Wir kaufen auch nur noch dann ein neues Auto, wenn es wirklich sein muss. So kam der Tucson zu uns.
Vieles ist derzeit unklar. Die Verbrenner wird es noch lange geben. In 2018 wurden 70,5 Millionen Neufahrzeuge produziert. Davon waren rund 800.000 E-Fahrzeuge. Der Hype um diese E-Dinger findet also eher mehr bei den "Lautsprechern" dieser Gilde statt als in den wahrhaftigen Zulassungszahlen.

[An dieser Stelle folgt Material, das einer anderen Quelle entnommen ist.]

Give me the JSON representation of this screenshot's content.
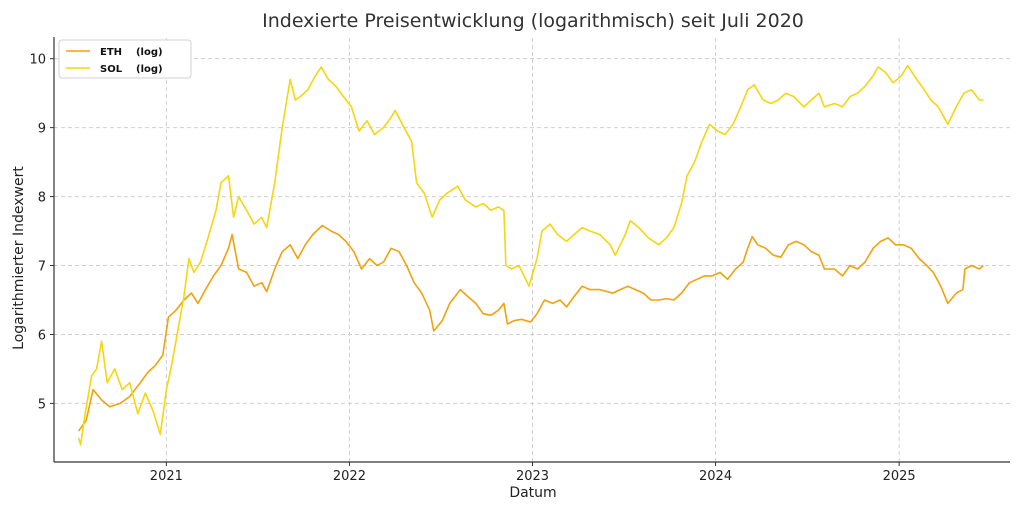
{
  "chart_data": {
    "type": "line",
    "title": "Indexierte Preisentwicklung (logarithmisch) seit Juli 2020",
    "xlabel": "Datum",
    "ylabel": "Logarithmierter Indexwert",
    "x_ticks": [
      "2021",
      "2022",
      "2023",
      "2024",
      "2025"
    ],
    "y_ticks": [
      "5",
      "6",
      "7",
      "8",
      "9",
      "10"
    ],
    "xlim": [
      "2020-05-22",
      "2025-08-10"
    ],
    "ylim": [
      4.15,
      10.3
    ],
    "grid": true,
    "legend_position": "top-left",
    "series": [
      {
        "name": "ETH    (log)",
        "color": "#f2a20c",
        "points": [
          [
            "2020-07-10",
            4.6
          ],
          [
            "2020-07-25",
            4.75
          ],
          [
            "2020-08-08",
            5.2
          ],
          [
            "2020-08-25",
            5.05
          ],
          [
            "2020-09-10",
            4.95
          ],
          [
            "2020-10-01",
            5.0
          ],
          [
            "2020-10-20",
            5.1
          ],
          [
            "2020-11-10",
            5.3
          ],
          [
            "2020-11-25",
            5.45
          ],
          [
            "2020-12-10",
            5.55
          ],
          [
            "2020-12-25",
            5.7
          ],
          [
            "2021-01-05",
            6.25
          ],
          [
            "2021-01-20",
            6.35
          ],
          [
            "2021-02-05",
            6.5
          ],
          [
            "2021-02-20",
            6.6
          ],
          [
            "2021-03-05",
            6.45
          ],
          [
            "2021-03-20",
            6.65
          ],
          [
            "2021-04-05",
            6.85
          ],
          [
            "2021-04-20",
            7.0
          ],
          [
            "2021-05-05",
            7.25
          ],
          [
            "2021-05-12",
            7.45
          ],
          [
            "2021-05-25",
            6.95
          ],
          [
            "2021-06-10",
            6.9
          ],
          [
            "2021-06-25",
            6.7
          ],
          [
            "2021-07-10",
            6.75
          ],
          [
            "2021-07-20",
            6.62
          ],
          [
            "2021-08-05",
            6.95
          ],
          [
            "2021-08-20",
            7.2
          ],
          [
            "2021-09-05",
            7.3
          ],
          [
            "2021-09-20",
            7.1
          ],
          [
            "2021-10-05",
            7.3
          ],
          [
            "2021-10-20",
            7.45
          ],
          [
            "2021-11-08",
            7.58
          ],
          [
            "2021-11-25",
            7.5
          ],
          [
            "2021-12-10",
            7.45
          ],
          [
            "2021-12-25",
            7.35
          ],
          [
            "2022-01-10",
            7.2
          ],
          [
            "2022-01-25",
            6.95
          ],
          [
            "2022-02-10",
            7.1
          ],
          [
            "2022-02-25",
            7.0
          ],
          [
            "2022-03-10",
            7.05
          ],
          [
            "2022-03-25",
            7.25
          ],
          [
            "2022-04-10",
            7.2
          ],
          [
            "2022-04-25",
            7.0
          ],
          [
            "2022-05-10",
            6.75
          ],
          [
            "2022-05-25",
            6.6
          ],
          [
            "2022-06-10",
            6.35
          ],
          [
            "2022-06-18",
            6.05
          ],
          [
            "2022-07-05",
            6.2
          ],
          [
            "2022-07-20",
            6.45
          ],
          [
            "2022-08-10",
            6.65
          ],
          [
            "2022-08-25",
            6.55
          ],
          [
            "2022-09-10",
            6.45
          ],
          [
            "2022-09-25",
            6.3
          ],
          [
            "2022-10-10",
            6.28
          ],
          [
            "2022-10-25",
            6.35
          ],
          [
            "2022-11-05",
            6.45
          ],
          [
            "2022-11-12",
            6.15
          ],
          [
            "2022-11-25",
            6.2
          ],
          [
            "2022-12-10",
            6.22
          ],
          [
            "2022-12-28",
            6.18
          ],
          [
            "2023-01-10",
            6.3
          ],
          [
            "2023-01-25",
            6.5
          ],
          [
            "2023-02-10",
            6.45
          ],
          [
            "2023-02-25",
            6.5
          ],
          [
            "2023-03-10",
            6.4
          ],
          [
            "2023-03-25",
            6.55
          ],
          [
            "2023-04-10",
            6.7
          ],
          [
            "2023-04-25",
            6.65
          ],
          [
            "2023-05-15",
            6.65
          ],
          [
            "2023-06-10",
            6.6
          ],
          [
            "2023-06-25",
            6.65
          ],
          [
            "2023-07-10",
            6.7
          ],
          [
            "2023-07-25",
            6.65
          ],
          [
            "2023-08-10",
            6.6
          ],
          [
            "2023-08-25",
            6.5
          ],
          [
            "2023-09-10",
            6.5
          ],
          [
            "2023-09-25",
            6.52
          ],
          [
            "2023-10-10",
            6.5
          ],
          [
            "2023-10-25",
            6.6
          ],
          [
            "2023-11-10",
            6.75
          ],
          [
            "2023-11-25",
            6.8
          ],
          [
            "2023-12-10",
            6.85
          ],
          [
            "2023-12-25",
            6.85
          ],
          [
            "2024-01-10",
            6.9
          ],
          [
            "2024-01-25",
            6.8
          ],
          [
            "2024-02-10",
            6.95
          ],
          [
            "2024-02-25",
            7.05
          ],
          [
            "2024-03-05",
            7.25
          ],
          [
            "2024-03-14",
            7.42
          ],
          [
            "2024-03-25",
            7.3
          ],
          [
            "2024-04-10",
            7.25
          ],
          [
            "2024-04-25",
            7.15
          ],
          [
            "2024-05-10",
            7.12
          ],
          [
            "2024-05-25",
            7.3
          ],
          [
            "2024-06-10",
            7.35
          ],
          [
            "2024-06-25",
            7.3
          ],
          [
            "2024-07-10",
            7.2
          ],
          [
            "2024-07-25",
            7.15
          ],
          [
            "2024-08-05",
            6.95
          ],
          [
            "2024-08-25",
            6.95
          ],
          [
            "2024-09-10",
            6.85
          ],
          [
            "2024-09-25",
            7.0
          ],
          [
            "2024-10-10",
            6.95
          ],
          [
            "2024-10-25",
            7.05
          ],
          [
            "2024-11-10",
            7.25
          ],
          [
            "2024-11-25",
            7.35
          ],
          [
            "2024-12-10",
            7.4
          ],
          [
            "2024-12-25",
            7.3
          ],
          [
            "2025-01-10",
            7.3
          ],
          [
            "2025-01-25",
            7.25
          ],
          [
            "2025-02-10",
            7.1
          ],
          [
            "2025-02-25",
            7.0
          ],
          [
            "2025-03-10",
            6.9
          ],
          [
            "2025-03-25",
            6.7
          ],
          [
            "2025-04-08",
            6.45
          ],
          [
            "2025-04-25",
            6.6
          ],
          [
            "2025-05-08",
            6.65
          ],
          [
            "2025-05-12",
            6.95
          ],
          [
            "2025-05-25",
            7.0
          ],
          [
            "2025-06-10",
            6.95
          ],
          [
            "2025-06-18",
            7.0
          ]
        ]
      },
      {
        "name": "SOL    (log)",
        "color": "#f5d60f",
        "points": [
          [
            "2020-07-10",
            4.5
          ],
          [
            "2020-07-14",
            4.4
          ],
          [
            "2020-07-22",
            4.8
          ],
          [
            "2020-08-05",
            5.4
          ],
          [
            "2020-08-15",
            5.5
          ],
          [
            "2020-08-25",
            5.9
          ],
          [
            "2020-09-05",
            5.3
          ],
          [
            "2020-09-20",
            5.5
          ],
          [
            "2020-10-05",
            5.2
          ],
          [
            "2020-10-20",
            5.3
          ],
          [
            "2020-11-05",
            4.85
          ],
          [
            "2020-11-20",
            5.15
          ],
          [
            "2020-12-05",
            4.9
          ],
          [
            "2020-12-20",
            4.55
          ],
          [
            "2021-01-01",
            5.2
          ],
          [
            "2021-01-10",
            5.5
          ],
          [
            "2021-01-20",
            5.9
          ],
          [
            "2021-02-05",
            6.55
          ],
          [
            "2021-02-15",
            7.1
          ],
          [
            "2021-02-25",
            6.9
          ],
          [
            "2021-03-10",
            7.05
          ],
          [
            "2021-03-25",
            7.4
          ],
          [
            "2021-04-10",
            7.8
          ],
          [
            "2021-04-20",
            8.2
          ],
          [
            "2021-05-05",
            8.3
          ],
          [
            "2021-05-15",
            7.7
          ],
          [
            "2021-05-25",
            8.0
          ],
          [
            "2021-06-10",
            7.8
          ],
          [
            "2021-06-25",
            7.6
          ],
          [
            "2021-07-10",
            7.7
          ],
          [
            "2021-07-20",
            7.55
          ],
          [
            "2021-08-05",
            8.2
          ],
          [
            "2021-08-20",
            9.0
          ],
          [
            "2021-09-05",
            9.7
          ],
          [
            "2021-09-15",
            9.4
          ],
          [
            "2021-09-25",
            9.45
          ],
          [
            "2021-10-10",
            9.55
          ],
          [
            "2021-10-25",
            9.75
          ],
          [
            "2021-11-06",
            9.88
          ],
          [
            "2021-11-20",
            9.7
          ],
          [
            "2021-12-05",
            9.6
          ],
          [
            "2021-12-20",
            9.45
          ],
          [
            "2022-01-05",
            9.3
          ],
          [
            "2022-01-20",
            8.95
          ],
          [
            "2022-02-05",
            9.1
          ],
          [
            "2022-02-20",
            8.9
          ],
          [
            "2022-03-10",
            9.0
          ],
          [
            "2022-03-25",
            9.15
          ],
          [
            "2022-04-02",
            9.25
          ],
          [
            "2022-04-20",
            9.0
          ],
          [
            "2022-05-05",
            8.8
          ],
          [
            "2022-05-15",
            8.2
          ],
          [
            "2022-05-30",
            8.05
          ],
          [
            "2022-06-15",
            7.7
          ],
          [
            "2022-06-30",
            7.95
          ],
          [
            "2022-07-15",
            8.05
          ],
          [
            "2022-08-05",
            8.15
          ],
          [
            "2022-08-20",
            7.95
          ],
          [
            "2022-09-10",
            7.85
          ],
          [
            "2022-09-25",
            7.9
          ],
          [
            "2022-10-10",
            7.8
          ],
          [
            "2022-10-25",
            7.85
          ],
          [
            "2022-11-05",
            7.8
          ],
          [
            "2022-11-09",
            7.0
          ],
          [
            "2022-11-20",
            6.95
          ],
          [
            "2022-12-05",
            7.0
          ],
          [
            "2022-12-25",
            6.7
          ],
          [
            "2023-01-10",
            7.1
          ],
          [
            "2023-01-20",
            7.5
          ],
          [
            "2023-02-05",
            7.6
          ],
          [
            "2023-02-20",
            7.45
          ],
          [
            "2023-03-10",
            7.35
          ],
          [
            "2023-03-25",
            7.45
          ],
          [
            "2023-04-10",
            7.55
          ],
          [
            "2023-04-25",
            7.5
          ],
          [
            "2023-05-15",
            7.45
          ],
          [
            "2023-06-05",
            7.3
          ],
          [
            "2023-06-15",
            7.15
          ],
          [
            "2023-07-05",
            7.45
          ],
          [
            "2023-07-15",
            7.65
          ],
          [
            "2023-08-01",
            7.55
          ],
          [
            "2023-08-20",
            7.4
          ],
          [
            "2023-09-10",
            7.3
          ],
          [
            "2023-09-25",
            7.4
          ],
          [
            "2023-10-10",
            7.55
          ],
          [
            "2023-10-25",
            7.9
          ],
          [
            "2023-11-05",
            8.3
          ],
          [
            "2023-11-20",
            8.5
          ],
          [
            "2023-12-05",
            8.8
          ],
          [
            "2023-12-20",
            9.05
          ],
          [
            "2024-01-05",
            8.95
          ],
          [
            "2024-01-20",
            8.9
          ],
          [
            "2024-02-05",
            9.05
          ],
          [
            "2024-02-20",
            9.3
          ],
          [
            "2024-03-05",
            9.55
          ],
          [
            "2024-03-18",
            9.62
          ],
          [
            "2024-04-05",
            9.4
          ],
          [
            "2024-04-20",
            9.35
          ],
          [
            "2024-05-05",
            9.4
          ],
          [
            "2024-05-20",
            9.5
          ],
          [
            "2024-06-05",
            9.45
          ],
          [
            "2024-06-25",
            9.3
          ],
          [
            "2024-07-10",
            9.4
          ],
          [
            "2024-07-25",
            9.5
          ],
          [
            "2024-08-05",
            9.3
          ],
          [
            "2024-08-25",
            9.35
          ],
          [
            "2024-09-10",
            9.3
          ],
          [
            "2024-09-25",
            9.45
          ],
          [
            "2024-10-10",
            9.5
          ],
          [
            "2024-10-25",
            9.6
          ],
          [
            "2024-11-10",
            9.75
          ],
          [
            "2024-11-20",
            9.88
          ],
          [
            "2024-12-05",
            9.8
          ],
          [
            "2024-12-20",
            9.65
          ],
          [
            "2025-01-05",
            9.75
          ],
          [
            "2025-01-18",
            9.9
          ],
          [
            "2025-02-05",
            9.7
          ],
          [
            "2025-02-20",
            9.55
          ],
          [
            "2025-03-05",
            9.4
          ],
          [
            "2025-03-20",
            9.3
          ],
          [
            "2025-04-08",
            9.05
          ],
          [
            "2025-04-25",
            9.3
          ],
          [
            "2025-05-10",
            9.5
          ],
          [
            "2025-05-25",
            9.55
          ],
          [
            "2025-06-10",
            9.4
          ],
          [
            "2025-06-18",
            9.4
          ]
        ]
      }
    ]
  }
}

Wir werden aber trotzdem eine andere Technik als die heute übliche Verbrennungstechnik benötigen. Ob die Kozentration dabei auf dem PKW liegen muss - ist bislang nur ideologisch getrieben. Wirklich wichtig wäre, dass man Produkte Co2-neutral herstellen kann. Der weltweite Anteil des PKW am Klimaproblem ist höher als 2% (das nur mal zur Richtigstellung). Aber er ist weit unter dem Anteil für die Produktion von Stahl, etc. etc. etc.
Wahrscheinlich wird Deutschland das erste Land sein, das Stahl durch den Einsatz von Wasserstoff Co-2-neutral herstellen kann. Das schreibt dann Geschichte, denn nun könnten wir allen anderen Stahl mit Co-2-"Schutzgeld-an-uns" belegen. So macht Umweltschutz dann auch wirtschaftlich Sinn. Man ist also in der Spitze der Entwicklung gerde dabei die Argumente einerseits zu erhalten; sie aber in eine weniger ideologisch geprägte Richtung zu nutzen.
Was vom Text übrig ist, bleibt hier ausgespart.